Washington and Lee University senior Mohamad Shawki Amine was a member of a team from Virginia Tech's College of Engineering that presented the results of its earthquake research at Posters on the Hill in Washington last month.
Amine's teammate, Virginia Tech student Elizabeth Godfrey, presented the paper "Site amplification in the Washington area during the 2011 Virginia earthquake," and was among 60 students invited to present their work to members of Congress and Congressional staffers at the annual event.
The research investigated the 2011 Virginia earthquake whose epicenter was in Reston, Va., 80 miles southwest of Washington. While relatively little damage occurred in Reston, the earthquake severely damaged the inside of the landmark Washington Monument.
"Our research shows that the International Building Code is not safe enough for the Central and Eastern United States (CEUS), an area with low tectonic activity, because it is based on decades of research done solely on the West Coast," explained Amine, a physics/engineering major from Lebanon. "The East and West Coasts are each unique with different soil profiles and different bedrock, but not much research has been done on the East Coast relating to earthquakes."
Amine and the team members researched site response and soil amplifications in Washington, Charleston, S.C., and Columbia, S.C. and compared their results to the International Building Code's amplification factors.
They found that the sharp shear wave velocity contrasts in the District of Columbia resulted in significant amplification of ground motions that were not accounted for in the International Building Code.
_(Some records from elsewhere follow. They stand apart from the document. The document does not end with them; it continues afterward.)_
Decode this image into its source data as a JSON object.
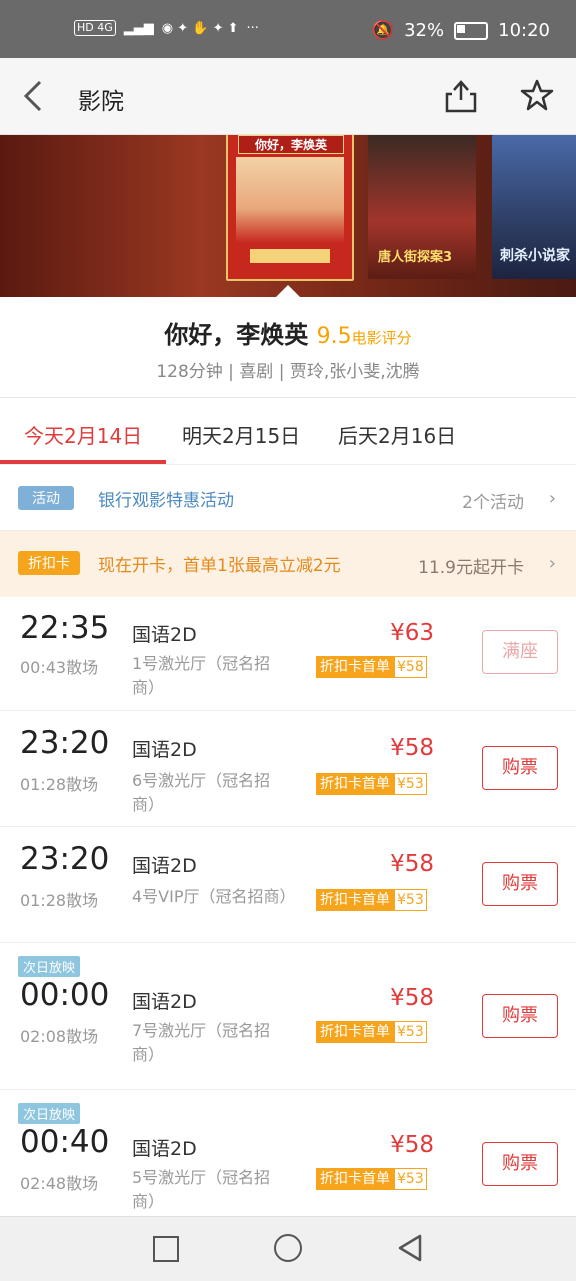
{
  "status": {
    "left": "HD 4G",
    "battery": "32%",
    "time": "10:20",
    "more": "···"
  },
  "header": {
    "title": "影院"
  },
  "posters": [
    {
      "text": "你好，李焕英"
    },
    {
      "text": "唐人街探案3"
    },
    {
      "text": "刺杀小说家"
    }
  ],
  "movie": {
    "name": "你好，李焕英",
    "score": "9.5",
    "score_label": "电影评分",
    "info": "128分钟 | 喜剧 | 贾玲,张小斐,沈腾"
  },
  "dates": [
    "今天2月14日",
    "明天2月15日",
    "后天2月16日"
  ],
  "promo": {
    "tag": "活动",
    "text": "银行观影特惠活动",
    "count": "2个活动",
    "chevron": "›"
  },
  "card": {
    "tag": "折扣卡",
    "text": "现在开卡，首单1张最高立减2元",
    "price": "11.9元起开卡",
    "chevron": "›"
  },
  "showtimes": [
    {
      "tag": "",
      "time": "22:35",
      "end": "00:43散场",
      "lang": "国语2D",
      "hall": "1号激光厅（冠名招商）",
      "price": "¥63",
      "disc_label": "折扣卡首单",
      "disc_price": "¥58",
      "button": "满座"
    },
    {
      "tag": "",
      "time": "23:20",
      "end": "01:28散场",
      "lang": "国语2D",
      "hall": "6号激光厅（冠名招商）",
      "price": "¥58",
      "disc_label": "折扣卡首单",
      "disc_price": "¥53",
      "button": "购票"
    },
    {
      "tag": "",
      "time": "23:20",
      "end": "01:28散场",
      "lang": "国语2D",
      "hall": "4号VIP厅（冠名招商）",
      "price": "¥58",
      "disc_label": "折扣卡首单",
      "disc_price": "¥53",
      "button": "购票"
    },
    {
      "tag": "次日放映",
      "time": "00:00",
      "end": "02:08散场",
      "lang": "国语2D",
      "hall": "7号激光厅（冠名招商）",
      "price": "¥58",
      "disc_label": "折扣卡首单",
      "disc_price": "¥53",
      "button": "购票"
    },
    {
      "tag": "次日放映",
      "time": "00:40",
      "end": "02:48散场",
      "lang": "国语2D",
      "hall": "5号激光厅（冠名招商）",
      "price": "¥58",
      "disc_label": "折扣卡首单",
      "disc_price": "¥53",
      "button": "购票"
    }
  ],
  "icons": {
    "back": "back-arrow-icon",
    "share": "share-icon",
    "star": "star-icon"
  },
  "colors": {
    "accent": "#e23b3b",
    "orange": "#f7a41d",
    "score": "#f7a400",
    "blue": "#4b8ac0"
  }
}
They also found that Washington is more vulnerable to earthquakes hazards than expected. According to Amine, other research has confirmed the team's findings.
While other members of the team focused on field research, Amine and Godfrey worked on processing data.
"I loved working on this project so much that sometimes I didn't even stop for lunch," said Amine. "It got me interested in civil engineering, so now I will be going to the University of Virginia to study structural engineering. Hopefully, after graduate school I can split my work between the United States and Lebanon and do 80 percent structural engineering and 20 percent natural hazards."
Amine's research was funded through a Johnson Opportunity Grant. The grants are part of the Johnson Program in Leadership and Integrity and are designed to help students in their chosen fields of study as well as in their future careers.
More than 800 applications were submitted to the 2013 Posters on the Hill, an annual event sponsored by the Council on Undergraduate Research.